Raio X da Aids / 2004
É a primeira vez que o Ministério da Saúde faz um Raio X da Aids, no Brasil, com base em dados obtidos diretamente nas secretarias estaduais de Saúde.
De 1980 até dezembro de 2003, foram registrados 310.310 casos de Aids em todo o país. Este é o número de pessoas que desenvolveram a doença. O número de infectados com o vírus HIV, ou seja, pacientes que ainda não apresentaram sintomas, é quase o dobro, 600 mil.
"A incidência alta é de um habitante por 100 mil. O Brasil tem 0,6. Isto é resultado da ação do programa de Aids", declara Gastão Wagner, secretário executivo do Ministério da Saúde.
Sudeste 68,7% Sul 16,1% Nordeste 8,7% Centro oeste 4,5% Norte 2,0%
A região Sudeste concentra o maior número de casos: 68,7%. Seguida da regiões Sul (16,1%), Nordeste (8,7%), Centro-Oeste (4,5%) e Norte (2,0%).
"A principal novidade é que há queda da incidência de Aids em todo o país, exceto no Sul, onde há estabilização. A não diminuição da epidemia na região Sul, principalmente no Rio Grande do Sul, é atribuída a usuários dependentes de drogas injetáveis", diz Wagner.
Nos últimos cinco anos, o número de casos novos anuais caiu, de 30 mil para 22 mil. E o de óbitos também.
Casos novos 1998: 30.206 1999: 27.101 2000: 27.226 2001: 25.519 2002: 22.295
Taxa de mortalidade *(por 100 mil habitantes) 1998: 6,7 1999: 6,4 2000: 6,3 2001: 6,3 2002: 6,3
Pelo quinto ano consecutivo, o Brasil registrou taxa de mortalidade inferior a sete óbitos por 100 mil habitantes. Mesmo assim, o Ministério da Saúde faz um alerta.
"Há dados preocupantes, que é o aumento da mortalidade na região Norte, de homens e mulheres e diminuição da mortalidade no Brasil inteiro exceto para mulheres".
O infectologista Davi Uip confirma o que os números do Ministério da Saúde revelam: a Aids vem crescendo entre as mulheres.
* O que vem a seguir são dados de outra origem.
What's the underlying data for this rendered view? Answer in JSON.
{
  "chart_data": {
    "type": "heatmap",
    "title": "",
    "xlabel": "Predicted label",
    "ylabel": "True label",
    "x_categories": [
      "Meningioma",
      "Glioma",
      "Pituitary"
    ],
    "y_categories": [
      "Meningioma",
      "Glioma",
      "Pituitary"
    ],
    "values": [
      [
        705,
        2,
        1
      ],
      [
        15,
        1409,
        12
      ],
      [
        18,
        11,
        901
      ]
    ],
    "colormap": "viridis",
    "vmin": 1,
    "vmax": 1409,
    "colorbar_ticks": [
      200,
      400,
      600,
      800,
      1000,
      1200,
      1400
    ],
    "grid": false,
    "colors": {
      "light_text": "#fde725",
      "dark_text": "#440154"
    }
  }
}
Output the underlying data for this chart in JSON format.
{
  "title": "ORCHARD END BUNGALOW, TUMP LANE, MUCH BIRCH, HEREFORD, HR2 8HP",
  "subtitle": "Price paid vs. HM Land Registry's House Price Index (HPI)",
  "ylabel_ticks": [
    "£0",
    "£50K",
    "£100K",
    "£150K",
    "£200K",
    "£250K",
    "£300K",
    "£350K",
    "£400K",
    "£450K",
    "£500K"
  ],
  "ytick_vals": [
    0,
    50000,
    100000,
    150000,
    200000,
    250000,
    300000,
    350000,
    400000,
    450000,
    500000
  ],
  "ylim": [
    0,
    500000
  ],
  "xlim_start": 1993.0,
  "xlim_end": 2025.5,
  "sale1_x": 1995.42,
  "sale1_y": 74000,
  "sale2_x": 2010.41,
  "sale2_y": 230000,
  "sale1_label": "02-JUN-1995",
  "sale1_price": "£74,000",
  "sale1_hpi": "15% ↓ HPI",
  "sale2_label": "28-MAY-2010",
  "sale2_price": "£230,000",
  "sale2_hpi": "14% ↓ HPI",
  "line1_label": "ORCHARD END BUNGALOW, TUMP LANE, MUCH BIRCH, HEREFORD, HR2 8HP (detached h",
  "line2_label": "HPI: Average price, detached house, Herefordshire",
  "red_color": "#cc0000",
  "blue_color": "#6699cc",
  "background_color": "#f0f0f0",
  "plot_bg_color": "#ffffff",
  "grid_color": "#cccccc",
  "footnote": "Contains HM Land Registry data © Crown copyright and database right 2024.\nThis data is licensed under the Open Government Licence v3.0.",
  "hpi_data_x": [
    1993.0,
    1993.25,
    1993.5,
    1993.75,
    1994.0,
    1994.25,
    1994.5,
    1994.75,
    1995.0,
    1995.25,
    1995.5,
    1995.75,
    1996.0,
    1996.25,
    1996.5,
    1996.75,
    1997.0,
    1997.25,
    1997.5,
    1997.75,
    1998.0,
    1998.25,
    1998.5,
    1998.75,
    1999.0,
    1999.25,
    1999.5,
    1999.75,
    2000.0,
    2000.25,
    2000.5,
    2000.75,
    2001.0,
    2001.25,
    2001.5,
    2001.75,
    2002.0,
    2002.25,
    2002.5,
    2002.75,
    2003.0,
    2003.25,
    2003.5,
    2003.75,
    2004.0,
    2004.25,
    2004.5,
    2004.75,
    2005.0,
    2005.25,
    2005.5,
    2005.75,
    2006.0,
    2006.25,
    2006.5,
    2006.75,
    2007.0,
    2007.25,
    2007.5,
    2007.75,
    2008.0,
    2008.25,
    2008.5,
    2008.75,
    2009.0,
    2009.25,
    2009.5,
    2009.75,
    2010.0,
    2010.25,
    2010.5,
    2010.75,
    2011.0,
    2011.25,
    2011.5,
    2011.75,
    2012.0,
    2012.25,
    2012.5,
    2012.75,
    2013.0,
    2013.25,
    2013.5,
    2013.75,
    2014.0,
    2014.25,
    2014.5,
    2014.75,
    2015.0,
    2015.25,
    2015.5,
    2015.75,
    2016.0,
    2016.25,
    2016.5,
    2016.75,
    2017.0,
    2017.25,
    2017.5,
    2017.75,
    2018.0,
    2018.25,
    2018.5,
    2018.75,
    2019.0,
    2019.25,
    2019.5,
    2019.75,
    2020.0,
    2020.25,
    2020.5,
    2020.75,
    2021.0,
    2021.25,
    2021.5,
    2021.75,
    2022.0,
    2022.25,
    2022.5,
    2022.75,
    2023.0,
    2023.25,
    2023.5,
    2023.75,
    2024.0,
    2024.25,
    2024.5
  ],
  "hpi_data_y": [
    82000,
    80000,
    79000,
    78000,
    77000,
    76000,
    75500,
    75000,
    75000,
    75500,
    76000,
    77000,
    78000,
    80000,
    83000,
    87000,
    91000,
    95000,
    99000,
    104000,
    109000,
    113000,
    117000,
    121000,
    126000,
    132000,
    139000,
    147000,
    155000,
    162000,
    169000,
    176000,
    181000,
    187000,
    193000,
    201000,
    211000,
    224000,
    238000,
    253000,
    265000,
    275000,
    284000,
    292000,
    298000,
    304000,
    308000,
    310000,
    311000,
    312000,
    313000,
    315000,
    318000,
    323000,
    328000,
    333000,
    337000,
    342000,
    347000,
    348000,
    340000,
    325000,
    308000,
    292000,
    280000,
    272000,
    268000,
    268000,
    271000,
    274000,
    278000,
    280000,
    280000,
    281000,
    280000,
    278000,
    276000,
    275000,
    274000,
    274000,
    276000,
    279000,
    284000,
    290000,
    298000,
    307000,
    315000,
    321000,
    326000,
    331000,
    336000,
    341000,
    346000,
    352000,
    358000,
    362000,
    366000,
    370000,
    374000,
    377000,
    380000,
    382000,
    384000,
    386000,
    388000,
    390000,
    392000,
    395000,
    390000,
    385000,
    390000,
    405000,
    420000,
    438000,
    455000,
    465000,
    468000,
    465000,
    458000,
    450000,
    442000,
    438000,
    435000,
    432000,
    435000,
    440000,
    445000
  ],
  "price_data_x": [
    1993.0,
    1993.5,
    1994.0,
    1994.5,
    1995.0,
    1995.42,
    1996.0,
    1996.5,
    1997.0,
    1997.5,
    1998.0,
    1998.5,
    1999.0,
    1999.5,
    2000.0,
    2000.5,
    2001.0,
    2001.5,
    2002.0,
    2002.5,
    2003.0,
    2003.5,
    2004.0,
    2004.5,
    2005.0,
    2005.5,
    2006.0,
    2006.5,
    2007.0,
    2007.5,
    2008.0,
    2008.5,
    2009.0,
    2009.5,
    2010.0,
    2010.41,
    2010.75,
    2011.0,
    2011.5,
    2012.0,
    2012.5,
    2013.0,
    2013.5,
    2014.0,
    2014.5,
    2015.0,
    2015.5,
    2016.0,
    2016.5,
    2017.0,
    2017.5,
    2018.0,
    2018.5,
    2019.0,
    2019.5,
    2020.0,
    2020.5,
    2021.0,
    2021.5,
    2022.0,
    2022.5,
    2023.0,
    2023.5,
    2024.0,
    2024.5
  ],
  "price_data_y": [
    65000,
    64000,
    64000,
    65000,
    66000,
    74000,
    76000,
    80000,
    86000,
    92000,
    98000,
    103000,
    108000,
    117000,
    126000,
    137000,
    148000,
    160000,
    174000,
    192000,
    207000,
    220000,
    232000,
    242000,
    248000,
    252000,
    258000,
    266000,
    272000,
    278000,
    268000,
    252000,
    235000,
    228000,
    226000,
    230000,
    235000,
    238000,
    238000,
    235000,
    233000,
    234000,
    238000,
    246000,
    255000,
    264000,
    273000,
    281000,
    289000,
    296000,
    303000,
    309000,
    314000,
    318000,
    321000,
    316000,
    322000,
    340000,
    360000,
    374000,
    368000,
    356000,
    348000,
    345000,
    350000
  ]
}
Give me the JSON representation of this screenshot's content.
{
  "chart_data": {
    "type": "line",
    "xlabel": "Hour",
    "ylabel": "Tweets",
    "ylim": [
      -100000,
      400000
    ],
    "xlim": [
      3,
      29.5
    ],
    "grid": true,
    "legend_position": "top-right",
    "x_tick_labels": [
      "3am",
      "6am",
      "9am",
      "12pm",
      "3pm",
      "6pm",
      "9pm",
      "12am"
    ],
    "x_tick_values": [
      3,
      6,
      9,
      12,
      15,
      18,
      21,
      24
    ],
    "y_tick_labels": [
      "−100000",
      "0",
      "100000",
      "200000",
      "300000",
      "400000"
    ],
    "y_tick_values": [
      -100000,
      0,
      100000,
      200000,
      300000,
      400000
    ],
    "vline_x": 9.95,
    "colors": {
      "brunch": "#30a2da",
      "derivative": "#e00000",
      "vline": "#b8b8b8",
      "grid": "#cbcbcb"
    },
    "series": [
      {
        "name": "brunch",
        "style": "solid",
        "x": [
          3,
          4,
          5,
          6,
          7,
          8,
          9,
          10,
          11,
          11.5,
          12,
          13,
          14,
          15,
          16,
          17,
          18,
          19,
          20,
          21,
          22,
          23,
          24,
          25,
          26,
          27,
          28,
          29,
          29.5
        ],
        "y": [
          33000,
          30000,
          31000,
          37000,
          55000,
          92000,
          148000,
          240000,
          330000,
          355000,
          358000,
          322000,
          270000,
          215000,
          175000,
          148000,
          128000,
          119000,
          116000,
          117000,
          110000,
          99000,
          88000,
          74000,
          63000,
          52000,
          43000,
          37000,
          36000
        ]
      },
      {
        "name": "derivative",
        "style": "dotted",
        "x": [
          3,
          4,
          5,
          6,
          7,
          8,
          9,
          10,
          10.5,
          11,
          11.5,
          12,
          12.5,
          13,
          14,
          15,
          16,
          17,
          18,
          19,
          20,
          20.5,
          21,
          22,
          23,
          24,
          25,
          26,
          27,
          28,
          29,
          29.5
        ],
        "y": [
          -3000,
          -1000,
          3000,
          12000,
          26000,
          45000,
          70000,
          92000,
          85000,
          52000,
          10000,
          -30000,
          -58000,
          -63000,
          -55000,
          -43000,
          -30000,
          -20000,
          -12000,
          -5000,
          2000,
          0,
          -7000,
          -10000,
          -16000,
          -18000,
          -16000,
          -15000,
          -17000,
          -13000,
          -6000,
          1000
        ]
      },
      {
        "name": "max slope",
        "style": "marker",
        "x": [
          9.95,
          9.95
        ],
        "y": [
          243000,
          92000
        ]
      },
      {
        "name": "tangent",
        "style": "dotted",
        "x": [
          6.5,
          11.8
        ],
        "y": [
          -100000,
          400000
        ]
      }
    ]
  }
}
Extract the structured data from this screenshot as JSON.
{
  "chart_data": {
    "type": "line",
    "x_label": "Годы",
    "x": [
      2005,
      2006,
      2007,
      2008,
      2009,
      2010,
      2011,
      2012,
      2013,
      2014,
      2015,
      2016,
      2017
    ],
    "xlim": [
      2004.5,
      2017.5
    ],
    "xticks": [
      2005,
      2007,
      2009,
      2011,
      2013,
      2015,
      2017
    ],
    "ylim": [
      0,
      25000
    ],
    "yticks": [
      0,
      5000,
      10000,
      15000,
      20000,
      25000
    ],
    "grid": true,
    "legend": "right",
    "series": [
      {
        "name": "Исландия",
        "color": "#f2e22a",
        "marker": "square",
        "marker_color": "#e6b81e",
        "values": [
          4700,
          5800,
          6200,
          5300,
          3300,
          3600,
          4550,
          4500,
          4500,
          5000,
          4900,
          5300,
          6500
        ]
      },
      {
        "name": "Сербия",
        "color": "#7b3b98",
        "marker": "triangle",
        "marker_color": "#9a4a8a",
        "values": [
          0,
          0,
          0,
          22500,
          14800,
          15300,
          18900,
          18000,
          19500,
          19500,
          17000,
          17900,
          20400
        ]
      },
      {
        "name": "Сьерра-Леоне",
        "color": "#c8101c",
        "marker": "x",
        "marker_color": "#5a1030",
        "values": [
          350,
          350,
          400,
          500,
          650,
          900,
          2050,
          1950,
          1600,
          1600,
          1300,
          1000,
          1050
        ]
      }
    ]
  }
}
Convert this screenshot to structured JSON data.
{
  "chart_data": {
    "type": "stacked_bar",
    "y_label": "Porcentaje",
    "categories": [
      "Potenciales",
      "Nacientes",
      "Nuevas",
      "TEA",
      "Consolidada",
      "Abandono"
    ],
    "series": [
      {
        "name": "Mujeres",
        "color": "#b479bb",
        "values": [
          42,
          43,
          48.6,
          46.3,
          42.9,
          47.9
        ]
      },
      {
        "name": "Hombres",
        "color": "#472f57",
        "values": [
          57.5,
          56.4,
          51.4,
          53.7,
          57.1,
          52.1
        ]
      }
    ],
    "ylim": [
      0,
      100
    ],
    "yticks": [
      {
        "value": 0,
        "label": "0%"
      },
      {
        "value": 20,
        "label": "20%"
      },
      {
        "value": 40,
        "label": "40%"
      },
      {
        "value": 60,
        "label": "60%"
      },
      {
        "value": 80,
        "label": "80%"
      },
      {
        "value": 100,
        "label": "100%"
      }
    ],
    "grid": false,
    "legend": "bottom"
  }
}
"Maior número de mulheres, cada vez mais jovens, cada vez mais pobres e no interior do país", analisa Uip.
"Estamos preocupados com a população de baixa renda, onde há crescimento da epidemia, principalmente entre mulheres, e mulheres jovens. Isso indica onde o Ministério da Saúde tem que encaminhar suas ações", diz Wagner.